A December 1978 Vietnamese invasion drove the Khmer Rouge into the countryside, began a 10-year Vietnamese occupation, and touched off almost 13 years of civil war. The US tried to launch a relief effort, poring $400 million through UNICEF and the World Food Program between 1979 and 1982.

The 1991 Paris Peace Accords mandated democratic elections and a ceasefire, which was not fully respected by the Khmer Rouge. UN-sponsored elections in 1993 helped restore some semblance of normalcy under a coalition government (90% turn out). Factional fighting in 1997 ended the first coalition government, but a second round of national elections in 1998 led to the formation of another coalition government and renewed political stability. The remaining elements of the Khmer Rouge surrendered in early 1999. Some of the surviving Khmer Rouge leaders are now on trial by an UN-sponsored tribunal for crimes against humanity.

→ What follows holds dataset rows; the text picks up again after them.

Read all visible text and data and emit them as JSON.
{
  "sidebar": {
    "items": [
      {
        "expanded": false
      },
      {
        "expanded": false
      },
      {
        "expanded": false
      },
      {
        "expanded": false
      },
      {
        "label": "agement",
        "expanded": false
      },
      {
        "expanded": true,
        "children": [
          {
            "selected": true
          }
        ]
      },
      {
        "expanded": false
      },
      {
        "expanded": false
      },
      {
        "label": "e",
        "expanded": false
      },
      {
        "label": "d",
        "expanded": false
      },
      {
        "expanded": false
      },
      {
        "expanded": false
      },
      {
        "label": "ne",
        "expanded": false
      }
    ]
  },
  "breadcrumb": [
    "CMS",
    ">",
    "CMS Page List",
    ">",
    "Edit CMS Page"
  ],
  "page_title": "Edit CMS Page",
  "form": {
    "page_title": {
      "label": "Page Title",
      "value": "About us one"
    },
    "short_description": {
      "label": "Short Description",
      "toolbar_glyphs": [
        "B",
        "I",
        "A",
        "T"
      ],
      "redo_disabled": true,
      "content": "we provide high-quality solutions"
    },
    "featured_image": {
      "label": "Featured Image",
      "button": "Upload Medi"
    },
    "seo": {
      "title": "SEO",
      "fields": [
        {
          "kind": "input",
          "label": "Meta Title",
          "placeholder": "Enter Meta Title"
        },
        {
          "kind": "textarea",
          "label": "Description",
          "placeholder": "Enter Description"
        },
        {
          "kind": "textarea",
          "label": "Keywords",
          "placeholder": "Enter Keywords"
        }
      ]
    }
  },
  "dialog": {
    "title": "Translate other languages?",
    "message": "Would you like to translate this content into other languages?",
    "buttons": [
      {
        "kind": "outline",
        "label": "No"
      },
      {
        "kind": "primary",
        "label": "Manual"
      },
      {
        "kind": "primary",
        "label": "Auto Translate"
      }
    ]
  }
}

Elections in July 2003 were relatively peaceful, but it took one year of negotiations between contending political parties before a coalition government was formed. In October 2004, King Norodom Sihanouk abdicated the throne and his son, Prince Norodom Sihamoni, was selected to succeed him. Local elections were held in Cambodia in April 2007, and there was little in the way of pre-election violence that preceded prior elections. National elections in July 2008 were relatively peaceful.